The learning curve that EMS threw at me was intense. My first few weeks were pretty mellow; I was too young to work full-time on the ambulances (couldn’t be insured until I turned 21), so I was doing part-time shifts on off hours and picking up special events. Then there was the concert. I expected a quiet evening to see a couple of bands I had never seen before, get paid, and maybe hand out a couple of Band-Aids. Instead it was chaos.
Before that night I had seen a few calls and transported a few patients, but I had never experienced anything like what I faced that night with the rest of the team of EMTs and paramedics that worked that show. We saw everything. Drunk and/or high concertgoers fighting with each other and with us. Various states of overdose. And, unfortunately, a person lost their life that night after we did everything we could to save them.
The challenge to my skills was drinking from not the fire hose, but the fire hydrant. I used every skill I had learned in school and was asked to go far beyond that comfort zone as we struggled to keep up with the flow of patients. By the end of the show I was completely drained, physically and mentally, and fell asleep on the floor of the rig as we rode back to HQ.
As I have moved forward in my career I have faced similar challenges, though perhaps not as intense. I’ve moved from one type of job to another, and the ramp-ups have been variously challenging. My transition to consulting after all of those years in various industries was that kind of challenge. There was so much to learn while still trying to be effective at the job. As I’ve grown into the role over the last few years, I’m finding that it’s the never-ending learning is one of the things I love the most about this career. Each assignment and each client is a new opportunity to develop a skill or learn something so that I can improve professionally and personally.

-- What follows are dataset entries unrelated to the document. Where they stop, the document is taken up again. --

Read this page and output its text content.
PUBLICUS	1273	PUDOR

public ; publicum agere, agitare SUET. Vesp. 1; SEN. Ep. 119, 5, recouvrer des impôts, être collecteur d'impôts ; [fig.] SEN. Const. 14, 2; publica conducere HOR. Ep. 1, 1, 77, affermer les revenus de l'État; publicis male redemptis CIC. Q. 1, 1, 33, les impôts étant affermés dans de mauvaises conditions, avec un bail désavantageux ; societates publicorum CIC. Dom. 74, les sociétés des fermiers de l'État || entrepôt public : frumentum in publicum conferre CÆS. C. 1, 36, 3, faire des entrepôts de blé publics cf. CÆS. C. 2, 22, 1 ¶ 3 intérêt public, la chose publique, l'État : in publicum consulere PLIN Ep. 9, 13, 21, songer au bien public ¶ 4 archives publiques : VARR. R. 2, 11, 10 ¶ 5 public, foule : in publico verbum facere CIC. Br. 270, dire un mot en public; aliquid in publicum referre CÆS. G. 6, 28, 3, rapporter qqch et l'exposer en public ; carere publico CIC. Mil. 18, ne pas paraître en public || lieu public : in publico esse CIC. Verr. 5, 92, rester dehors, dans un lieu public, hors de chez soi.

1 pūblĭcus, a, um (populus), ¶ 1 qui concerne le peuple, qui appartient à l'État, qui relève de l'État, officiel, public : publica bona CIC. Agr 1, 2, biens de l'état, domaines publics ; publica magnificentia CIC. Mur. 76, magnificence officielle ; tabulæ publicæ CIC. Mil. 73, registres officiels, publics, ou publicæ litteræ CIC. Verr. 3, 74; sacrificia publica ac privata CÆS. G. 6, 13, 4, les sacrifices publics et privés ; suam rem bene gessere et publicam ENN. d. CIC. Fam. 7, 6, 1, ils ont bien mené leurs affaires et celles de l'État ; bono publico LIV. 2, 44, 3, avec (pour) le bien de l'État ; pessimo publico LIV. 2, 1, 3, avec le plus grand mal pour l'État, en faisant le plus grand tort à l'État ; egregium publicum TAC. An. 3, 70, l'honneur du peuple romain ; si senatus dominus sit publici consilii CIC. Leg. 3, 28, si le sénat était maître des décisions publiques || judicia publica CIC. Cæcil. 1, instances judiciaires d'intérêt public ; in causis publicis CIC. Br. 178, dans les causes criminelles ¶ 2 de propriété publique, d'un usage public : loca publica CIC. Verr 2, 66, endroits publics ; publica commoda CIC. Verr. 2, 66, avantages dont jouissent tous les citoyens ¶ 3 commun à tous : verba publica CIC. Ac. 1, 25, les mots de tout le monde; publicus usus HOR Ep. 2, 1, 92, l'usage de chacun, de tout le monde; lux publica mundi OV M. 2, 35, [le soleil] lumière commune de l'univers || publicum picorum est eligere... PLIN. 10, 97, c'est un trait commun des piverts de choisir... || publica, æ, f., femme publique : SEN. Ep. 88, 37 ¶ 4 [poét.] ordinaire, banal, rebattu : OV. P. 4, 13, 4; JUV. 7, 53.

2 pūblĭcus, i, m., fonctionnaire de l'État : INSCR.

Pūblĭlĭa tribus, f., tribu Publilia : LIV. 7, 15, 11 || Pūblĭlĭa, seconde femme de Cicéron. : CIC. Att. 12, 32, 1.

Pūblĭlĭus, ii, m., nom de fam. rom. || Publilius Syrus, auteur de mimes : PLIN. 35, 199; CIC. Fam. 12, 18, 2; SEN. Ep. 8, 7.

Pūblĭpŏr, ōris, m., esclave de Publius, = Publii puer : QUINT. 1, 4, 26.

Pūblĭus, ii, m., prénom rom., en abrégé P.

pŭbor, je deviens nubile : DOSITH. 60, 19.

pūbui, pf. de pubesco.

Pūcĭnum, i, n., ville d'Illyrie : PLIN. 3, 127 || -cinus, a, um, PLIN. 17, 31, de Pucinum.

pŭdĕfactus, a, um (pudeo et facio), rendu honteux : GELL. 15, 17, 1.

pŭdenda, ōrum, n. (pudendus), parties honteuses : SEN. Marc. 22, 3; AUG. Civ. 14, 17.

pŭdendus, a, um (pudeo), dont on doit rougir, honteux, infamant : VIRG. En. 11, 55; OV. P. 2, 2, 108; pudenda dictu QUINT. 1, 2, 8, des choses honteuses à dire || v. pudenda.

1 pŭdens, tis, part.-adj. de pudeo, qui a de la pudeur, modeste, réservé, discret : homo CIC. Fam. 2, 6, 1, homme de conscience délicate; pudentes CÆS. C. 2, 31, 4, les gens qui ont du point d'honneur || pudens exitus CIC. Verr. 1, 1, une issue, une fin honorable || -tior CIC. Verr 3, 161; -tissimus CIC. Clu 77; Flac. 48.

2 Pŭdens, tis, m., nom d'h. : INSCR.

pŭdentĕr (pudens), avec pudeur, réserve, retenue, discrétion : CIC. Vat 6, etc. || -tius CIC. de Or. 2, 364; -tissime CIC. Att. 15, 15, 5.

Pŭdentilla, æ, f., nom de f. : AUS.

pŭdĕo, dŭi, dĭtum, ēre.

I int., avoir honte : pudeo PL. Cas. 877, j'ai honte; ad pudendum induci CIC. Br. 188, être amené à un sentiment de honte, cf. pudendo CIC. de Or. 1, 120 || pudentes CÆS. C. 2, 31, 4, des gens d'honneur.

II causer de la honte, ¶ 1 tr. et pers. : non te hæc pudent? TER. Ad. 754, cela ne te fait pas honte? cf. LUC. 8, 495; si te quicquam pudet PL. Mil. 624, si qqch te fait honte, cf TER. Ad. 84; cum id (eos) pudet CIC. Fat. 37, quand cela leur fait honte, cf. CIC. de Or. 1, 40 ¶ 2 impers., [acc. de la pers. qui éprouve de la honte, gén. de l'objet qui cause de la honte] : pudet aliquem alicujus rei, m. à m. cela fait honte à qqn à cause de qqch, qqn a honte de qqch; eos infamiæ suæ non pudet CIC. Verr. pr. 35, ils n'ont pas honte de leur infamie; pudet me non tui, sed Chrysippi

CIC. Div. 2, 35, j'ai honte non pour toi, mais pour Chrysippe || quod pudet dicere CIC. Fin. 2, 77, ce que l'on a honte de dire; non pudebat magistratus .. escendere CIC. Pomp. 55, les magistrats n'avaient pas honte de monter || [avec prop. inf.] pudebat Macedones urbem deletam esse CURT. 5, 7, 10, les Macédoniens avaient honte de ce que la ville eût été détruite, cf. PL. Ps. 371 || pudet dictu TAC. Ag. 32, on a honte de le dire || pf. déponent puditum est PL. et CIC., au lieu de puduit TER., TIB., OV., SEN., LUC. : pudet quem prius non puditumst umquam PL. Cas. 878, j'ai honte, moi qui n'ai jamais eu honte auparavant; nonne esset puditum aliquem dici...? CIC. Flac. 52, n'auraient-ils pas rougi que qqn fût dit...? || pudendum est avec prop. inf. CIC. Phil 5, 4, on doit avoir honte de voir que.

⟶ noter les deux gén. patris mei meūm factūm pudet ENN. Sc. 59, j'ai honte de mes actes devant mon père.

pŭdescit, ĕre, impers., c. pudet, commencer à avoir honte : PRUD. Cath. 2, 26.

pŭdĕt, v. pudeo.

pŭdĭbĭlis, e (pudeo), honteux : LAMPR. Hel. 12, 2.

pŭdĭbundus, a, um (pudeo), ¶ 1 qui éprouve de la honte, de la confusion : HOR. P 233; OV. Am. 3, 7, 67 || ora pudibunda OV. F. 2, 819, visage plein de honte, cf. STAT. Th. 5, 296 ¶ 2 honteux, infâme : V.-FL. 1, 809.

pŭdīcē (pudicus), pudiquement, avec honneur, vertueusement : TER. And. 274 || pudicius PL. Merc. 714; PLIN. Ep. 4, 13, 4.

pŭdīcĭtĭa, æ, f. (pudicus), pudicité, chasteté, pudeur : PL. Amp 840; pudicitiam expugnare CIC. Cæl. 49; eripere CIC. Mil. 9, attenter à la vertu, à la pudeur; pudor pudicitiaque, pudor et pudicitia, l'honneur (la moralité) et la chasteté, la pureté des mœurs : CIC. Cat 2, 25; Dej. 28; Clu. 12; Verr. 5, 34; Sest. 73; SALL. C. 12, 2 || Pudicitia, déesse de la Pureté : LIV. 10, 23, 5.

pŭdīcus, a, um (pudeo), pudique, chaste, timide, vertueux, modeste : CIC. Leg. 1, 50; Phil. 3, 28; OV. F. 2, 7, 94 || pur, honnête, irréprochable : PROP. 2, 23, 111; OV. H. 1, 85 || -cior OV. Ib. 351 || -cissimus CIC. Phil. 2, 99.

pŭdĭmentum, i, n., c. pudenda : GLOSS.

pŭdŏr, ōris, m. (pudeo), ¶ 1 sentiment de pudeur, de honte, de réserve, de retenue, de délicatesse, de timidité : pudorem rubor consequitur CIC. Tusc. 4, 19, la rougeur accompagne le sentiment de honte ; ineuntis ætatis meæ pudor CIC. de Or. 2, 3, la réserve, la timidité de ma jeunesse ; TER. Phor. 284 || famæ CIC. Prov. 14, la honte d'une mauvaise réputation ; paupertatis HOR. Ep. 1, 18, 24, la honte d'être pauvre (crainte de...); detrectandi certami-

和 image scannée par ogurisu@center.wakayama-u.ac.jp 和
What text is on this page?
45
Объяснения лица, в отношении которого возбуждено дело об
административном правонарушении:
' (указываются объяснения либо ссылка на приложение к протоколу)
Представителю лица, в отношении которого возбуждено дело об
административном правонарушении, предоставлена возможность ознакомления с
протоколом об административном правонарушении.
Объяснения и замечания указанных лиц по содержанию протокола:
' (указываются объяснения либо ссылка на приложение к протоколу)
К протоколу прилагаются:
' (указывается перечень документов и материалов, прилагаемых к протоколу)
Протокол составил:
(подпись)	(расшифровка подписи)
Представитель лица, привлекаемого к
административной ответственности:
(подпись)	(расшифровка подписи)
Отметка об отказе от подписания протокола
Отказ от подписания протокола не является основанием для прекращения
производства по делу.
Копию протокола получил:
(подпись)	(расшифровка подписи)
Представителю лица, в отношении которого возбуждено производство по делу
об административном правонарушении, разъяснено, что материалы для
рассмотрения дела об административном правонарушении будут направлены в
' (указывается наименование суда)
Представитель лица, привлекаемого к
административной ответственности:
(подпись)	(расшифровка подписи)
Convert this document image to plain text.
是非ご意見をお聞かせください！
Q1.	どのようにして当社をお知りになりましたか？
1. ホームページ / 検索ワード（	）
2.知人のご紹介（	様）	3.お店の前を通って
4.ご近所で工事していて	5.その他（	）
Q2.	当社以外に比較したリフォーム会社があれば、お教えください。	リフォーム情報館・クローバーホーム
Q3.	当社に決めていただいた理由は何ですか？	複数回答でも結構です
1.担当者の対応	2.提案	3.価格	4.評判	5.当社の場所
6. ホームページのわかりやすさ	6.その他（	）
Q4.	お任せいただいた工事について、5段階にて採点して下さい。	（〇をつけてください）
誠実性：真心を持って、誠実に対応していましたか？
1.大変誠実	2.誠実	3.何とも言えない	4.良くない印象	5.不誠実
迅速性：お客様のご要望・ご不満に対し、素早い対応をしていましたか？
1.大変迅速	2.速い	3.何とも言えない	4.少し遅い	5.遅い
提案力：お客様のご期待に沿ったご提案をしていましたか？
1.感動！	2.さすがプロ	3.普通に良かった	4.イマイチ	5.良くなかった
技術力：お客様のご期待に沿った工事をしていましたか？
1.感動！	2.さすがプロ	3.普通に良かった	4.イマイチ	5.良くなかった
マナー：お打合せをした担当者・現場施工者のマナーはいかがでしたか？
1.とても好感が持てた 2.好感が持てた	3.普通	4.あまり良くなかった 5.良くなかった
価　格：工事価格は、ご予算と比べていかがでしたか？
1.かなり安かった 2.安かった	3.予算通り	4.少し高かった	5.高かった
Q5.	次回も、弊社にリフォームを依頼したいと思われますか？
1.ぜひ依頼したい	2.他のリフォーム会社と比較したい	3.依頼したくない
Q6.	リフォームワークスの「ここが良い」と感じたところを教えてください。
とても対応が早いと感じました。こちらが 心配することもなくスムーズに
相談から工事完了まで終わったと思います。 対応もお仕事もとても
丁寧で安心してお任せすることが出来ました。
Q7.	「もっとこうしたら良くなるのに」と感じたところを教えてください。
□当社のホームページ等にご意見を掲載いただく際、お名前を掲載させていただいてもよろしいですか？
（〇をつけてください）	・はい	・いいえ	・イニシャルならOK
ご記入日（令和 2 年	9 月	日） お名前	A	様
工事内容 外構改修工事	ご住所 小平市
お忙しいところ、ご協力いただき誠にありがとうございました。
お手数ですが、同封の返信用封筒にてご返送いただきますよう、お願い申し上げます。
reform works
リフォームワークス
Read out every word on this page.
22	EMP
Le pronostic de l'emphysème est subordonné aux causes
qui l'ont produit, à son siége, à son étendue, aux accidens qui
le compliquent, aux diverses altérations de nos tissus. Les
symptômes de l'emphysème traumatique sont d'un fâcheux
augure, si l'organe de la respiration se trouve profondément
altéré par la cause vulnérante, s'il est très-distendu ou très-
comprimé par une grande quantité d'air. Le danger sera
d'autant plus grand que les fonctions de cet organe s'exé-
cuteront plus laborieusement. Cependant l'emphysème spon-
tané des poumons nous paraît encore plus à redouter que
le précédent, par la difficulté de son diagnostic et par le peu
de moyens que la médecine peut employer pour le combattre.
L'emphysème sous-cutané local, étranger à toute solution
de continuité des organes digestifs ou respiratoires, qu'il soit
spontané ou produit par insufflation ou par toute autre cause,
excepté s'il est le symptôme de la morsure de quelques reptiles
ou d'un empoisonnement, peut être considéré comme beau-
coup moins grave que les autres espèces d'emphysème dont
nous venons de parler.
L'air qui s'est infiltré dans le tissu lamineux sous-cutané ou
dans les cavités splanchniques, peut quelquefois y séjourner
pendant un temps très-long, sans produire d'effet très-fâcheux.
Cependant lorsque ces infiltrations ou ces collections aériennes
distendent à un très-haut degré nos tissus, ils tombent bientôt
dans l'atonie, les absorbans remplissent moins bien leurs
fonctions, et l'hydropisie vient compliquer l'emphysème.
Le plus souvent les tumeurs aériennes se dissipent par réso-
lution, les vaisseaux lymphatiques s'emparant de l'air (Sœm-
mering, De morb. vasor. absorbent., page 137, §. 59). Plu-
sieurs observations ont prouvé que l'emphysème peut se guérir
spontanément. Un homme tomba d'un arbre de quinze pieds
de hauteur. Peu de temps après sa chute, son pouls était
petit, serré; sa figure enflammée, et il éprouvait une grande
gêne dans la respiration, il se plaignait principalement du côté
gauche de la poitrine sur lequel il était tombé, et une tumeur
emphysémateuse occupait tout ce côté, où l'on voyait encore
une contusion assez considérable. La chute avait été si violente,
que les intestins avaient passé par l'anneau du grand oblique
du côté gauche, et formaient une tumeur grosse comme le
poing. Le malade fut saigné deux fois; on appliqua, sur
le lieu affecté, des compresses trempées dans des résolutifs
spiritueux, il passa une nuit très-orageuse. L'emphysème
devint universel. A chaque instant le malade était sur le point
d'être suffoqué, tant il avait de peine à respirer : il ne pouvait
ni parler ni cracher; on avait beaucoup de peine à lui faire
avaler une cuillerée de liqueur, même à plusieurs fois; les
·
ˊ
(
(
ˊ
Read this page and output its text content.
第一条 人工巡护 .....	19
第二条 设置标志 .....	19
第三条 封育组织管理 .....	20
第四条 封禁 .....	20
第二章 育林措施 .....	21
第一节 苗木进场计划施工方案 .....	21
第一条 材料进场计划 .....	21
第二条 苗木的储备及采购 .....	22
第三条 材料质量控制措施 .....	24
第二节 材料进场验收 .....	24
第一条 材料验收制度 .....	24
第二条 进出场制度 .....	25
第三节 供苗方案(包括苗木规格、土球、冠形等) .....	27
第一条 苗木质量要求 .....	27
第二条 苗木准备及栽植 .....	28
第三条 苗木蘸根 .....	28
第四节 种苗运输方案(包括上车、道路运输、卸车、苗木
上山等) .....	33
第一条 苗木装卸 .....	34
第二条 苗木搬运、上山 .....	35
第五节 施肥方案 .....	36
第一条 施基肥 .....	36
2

I am by no means unique in this passion for learning. Its part of our biology as humans – we are effectively hardwired to seek out new opportunities to learn, and are rewarded in our brains when we do so.[1] We as leaders need to be providing these opportunities lest we lose our top employees.[2] Employees that get bored disengage, yielding losses in productivity and profitability. By recognizing each person’s innate desire to grow and learn, we can help to maximize performance while increasing job satisfaction.